The earliest homesteaders in what is now Lafayette included Adolph Waneka (1860) and Manning and Julia Harmon (1861). The Miners Museum in Lafayette features several artifacts from their families, a window into our heritage. The museum’s farming artifacts never fail to fascinate visitors. They speak to a world, and a values system, that has long since disappeared. It was a world where things were made to last, even when they seemed broken beyond repair.

In the middle of our farm exhibit, there is a wrench that belonged to the Harmons. After years of use, the handle wore out. A new handle was furnished, made from a used corn cob. Next to the wrench, there is a one-legged stool, perfect for milking cows. It was made from the spoke of a broken wagon wheel.

Last, and most unusual, is a chair from the Harmon farm. It is made with the hide of an ox that died on their journey from Illinois to Golden, Colorado, almost 160 years ago. While the top of the leather seat is black and brittle, on the underside of the seat, you can still see the hair from the ox’s hide.

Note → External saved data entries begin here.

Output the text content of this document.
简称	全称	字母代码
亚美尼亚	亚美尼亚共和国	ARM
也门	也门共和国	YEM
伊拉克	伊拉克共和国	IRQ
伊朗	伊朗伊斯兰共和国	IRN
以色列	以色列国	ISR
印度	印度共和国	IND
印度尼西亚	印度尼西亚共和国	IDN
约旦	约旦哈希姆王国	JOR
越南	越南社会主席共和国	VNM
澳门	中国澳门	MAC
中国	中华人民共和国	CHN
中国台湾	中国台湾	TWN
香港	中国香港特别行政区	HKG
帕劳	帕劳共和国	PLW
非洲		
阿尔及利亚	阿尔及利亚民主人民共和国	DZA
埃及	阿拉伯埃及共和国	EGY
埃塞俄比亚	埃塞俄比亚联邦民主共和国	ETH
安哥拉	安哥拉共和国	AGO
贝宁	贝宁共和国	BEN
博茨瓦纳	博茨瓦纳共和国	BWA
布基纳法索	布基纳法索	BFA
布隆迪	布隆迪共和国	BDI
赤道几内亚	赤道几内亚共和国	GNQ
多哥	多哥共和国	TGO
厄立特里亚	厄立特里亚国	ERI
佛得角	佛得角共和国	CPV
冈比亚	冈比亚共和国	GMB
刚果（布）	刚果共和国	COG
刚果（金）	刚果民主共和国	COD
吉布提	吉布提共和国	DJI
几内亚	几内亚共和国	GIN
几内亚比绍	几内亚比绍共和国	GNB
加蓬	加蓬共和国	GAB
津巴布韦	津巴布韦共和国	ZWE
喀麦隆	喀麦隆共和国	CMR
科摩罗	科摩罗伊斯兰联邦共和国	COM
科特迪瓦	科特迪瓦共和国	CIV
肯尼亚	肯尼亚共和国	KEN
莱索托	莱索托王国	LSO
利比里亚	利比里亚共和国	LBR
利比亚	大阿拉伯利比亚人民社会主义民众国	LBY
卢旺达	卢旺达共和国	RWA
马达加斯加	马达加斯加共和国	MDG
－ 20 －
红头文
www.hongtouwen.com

These artifacts recall another way of life. Back then, a quill pen (and later a fountain pen) would last your whole life. Now, pens come in bags of a hundred, each one intended to last a week at most. A mass-produced wrench costs ten dollars at the hardware store down the highway. For a homesteader, working just to survive on the plains, a new wrench meant more than just money, it meant a day’s journey by horse to the mining camps of Boulder. A wagon, or an ox, were huge investments, bought with months of work. Even if they broke, or died, to just throw them out was unthinkable. The life of a homesteader did not merely reward hard work and resourcefulness, it demanded it.